The textile workers had promised, without local government action, to walk 400 kilometres over the mountains to the regional capital. But after a week, some kind of deal was reached. Rumours suggested that the authorities “bought” one of the leaders and arrested others. Workers involved in the protest have been summoned to police and security bureau interviews. Then, just to remind everyone that Beijing is watching, the city got a surprise visit from a top party official.

“You shouldn’t worry,” someone told me. “The situation has been resolved.” Many who had supported the workers were glad of a settlement, even if it seemed heavy-handed. “You can’t look at China through western eyes.”

What stays with me, though, is the sense that for all the flashiness of the new China, the brash wealth of its elite, the authorities here could not count on the kind of support in facing down the workers that underpinned the economic reforms of Thatcherism in Britain during the 1980s. Sheer power may be a brittle as well as a brutal substitute.
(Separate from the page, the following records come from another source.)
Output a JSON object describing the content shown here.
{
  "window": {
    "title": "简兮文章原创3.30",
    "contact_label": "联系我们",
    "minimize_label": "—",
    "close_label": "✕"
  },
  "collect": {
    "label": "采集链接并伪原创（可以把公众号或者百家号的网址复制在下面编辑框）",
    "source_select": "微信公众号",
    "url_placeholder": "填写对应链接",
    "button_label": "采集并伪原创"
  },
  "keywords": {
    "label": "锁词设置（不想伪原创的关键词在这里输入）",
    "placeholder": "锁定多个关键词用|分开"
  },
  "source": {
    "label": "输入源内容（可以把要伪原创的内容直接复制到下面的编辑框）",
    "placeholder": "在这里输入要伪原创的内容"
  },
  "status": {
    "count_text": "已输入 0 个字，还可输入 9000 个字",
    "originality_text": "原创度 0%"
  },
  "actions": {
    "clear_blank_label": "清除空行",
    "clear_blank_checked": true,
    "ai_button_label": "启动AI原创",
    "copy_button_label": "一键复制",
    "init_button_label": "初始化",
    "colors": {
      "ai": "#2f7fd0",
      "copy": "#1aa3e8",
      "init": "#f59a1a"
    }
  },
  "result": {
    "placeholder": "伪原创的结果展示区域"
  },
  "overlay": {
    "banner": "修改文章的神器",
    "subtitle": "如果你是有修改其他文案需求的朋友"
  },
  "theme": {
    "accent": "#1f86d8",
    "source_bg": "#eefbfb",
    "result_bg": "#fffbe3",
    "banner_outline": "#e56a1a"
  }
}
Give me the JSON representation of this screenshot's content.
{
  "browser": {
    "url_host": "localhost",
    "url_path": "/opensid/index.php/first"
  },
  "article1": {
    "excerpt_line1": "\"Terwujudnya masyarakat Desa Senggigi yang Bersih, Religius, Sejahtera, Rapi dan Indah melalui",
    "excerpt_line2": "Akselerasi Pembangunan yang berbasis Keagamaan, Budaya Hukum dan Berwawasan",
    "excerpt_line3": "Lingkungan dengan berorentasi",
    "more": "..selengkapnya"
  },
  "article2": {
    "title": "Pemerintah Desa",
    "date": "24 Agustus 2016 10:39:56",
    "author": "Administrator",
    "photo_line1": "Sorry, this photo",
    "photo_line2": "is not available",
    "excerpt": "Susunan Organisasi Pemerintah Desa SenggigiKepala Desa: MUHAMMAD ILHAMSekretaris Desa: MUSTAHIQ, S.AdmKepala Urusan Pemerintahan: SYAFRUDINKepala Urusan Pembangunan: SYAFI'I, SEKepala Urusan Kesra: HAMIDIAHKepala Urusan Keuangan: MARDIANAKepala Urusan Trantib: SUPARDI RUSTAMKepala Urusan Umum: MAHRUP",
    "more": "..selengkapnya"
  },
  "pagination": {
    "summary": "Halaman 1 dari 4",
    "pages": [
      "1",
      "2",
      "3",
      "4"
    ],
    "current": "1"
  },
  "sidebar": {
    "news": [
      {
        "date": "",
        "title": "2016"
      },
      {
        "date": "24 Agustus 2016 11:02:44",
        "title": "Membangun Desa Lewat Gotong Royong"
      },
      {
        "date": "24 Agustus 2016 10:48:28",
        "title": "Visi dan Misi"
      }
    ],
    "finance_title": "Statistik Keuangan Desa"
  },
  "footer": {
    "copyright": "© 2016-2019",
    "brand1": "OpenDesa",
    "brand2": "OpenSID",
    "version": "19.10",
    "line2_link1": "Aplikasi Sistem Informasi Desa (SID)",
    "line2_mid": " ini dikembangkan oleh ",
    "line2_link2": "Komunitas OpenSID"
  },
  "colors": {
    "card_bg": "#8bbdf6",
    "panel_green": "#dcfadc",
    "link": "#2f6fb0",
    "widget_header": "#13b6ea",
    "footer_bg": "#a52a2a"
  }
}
openDemocracy writers offer different views of China’s recent past and future:

The next convulsion

The power of the Communist Party and its capacity to infiltrate all areas of life make it unlikely that organised workers’ networks will emerge in China. Independent trades unions are banned and labour activists receive long prison sentences. The media is instructed not to refer to protests, so news spreads by rumour. The protests themselves seem to be spontaneous rather than coordinated.

The monopoly of power stifles political argument and social dissent alike. The extension of the franchise in Britain was a major factor in defusing the class tensions of Victorian society. The economically disenfranchised of today’s India can punish their government at the ballot box. No such release exists for their counterparts in the world’s most populous nation.

But could persisting economic inequalities one day trigger demonstrations on a scale that would destabilise China’s system? This certainly worries the government. Its new, “fourth generation” leaders have tried to identify themselves with the workers and address the concerns of migrants and the rural poor. Their officials estimate that economic growth must stay above 7% to prevent a breakdown of public order, yet the mechanisms for generating growth are themselves socially corrosive. So the stability of this emerging superpower depends on its continuing to defy economic gravity.

Most of China’s adult population was raised on a blend of nationalism and workers’ solidarity. It may be a mistake to assume that the swift pace of economic change and the Orwellian reorientation of the Communist Party leadership have been accompanied by a deep-seated shift of mentality among the people.

Meanwhile, the demonstrations come and go, here and across the country. A British academic once said that he spent the first fifteen years of his career trying to persuade colleagues that Marx didn’t get it all right, and the next fifteen arguing he didn’t get it all wrong. Irony would be too weak a word if, should China’s economic miracle begin to falter, the People’s Republic were overthrown by a proletarian revolution.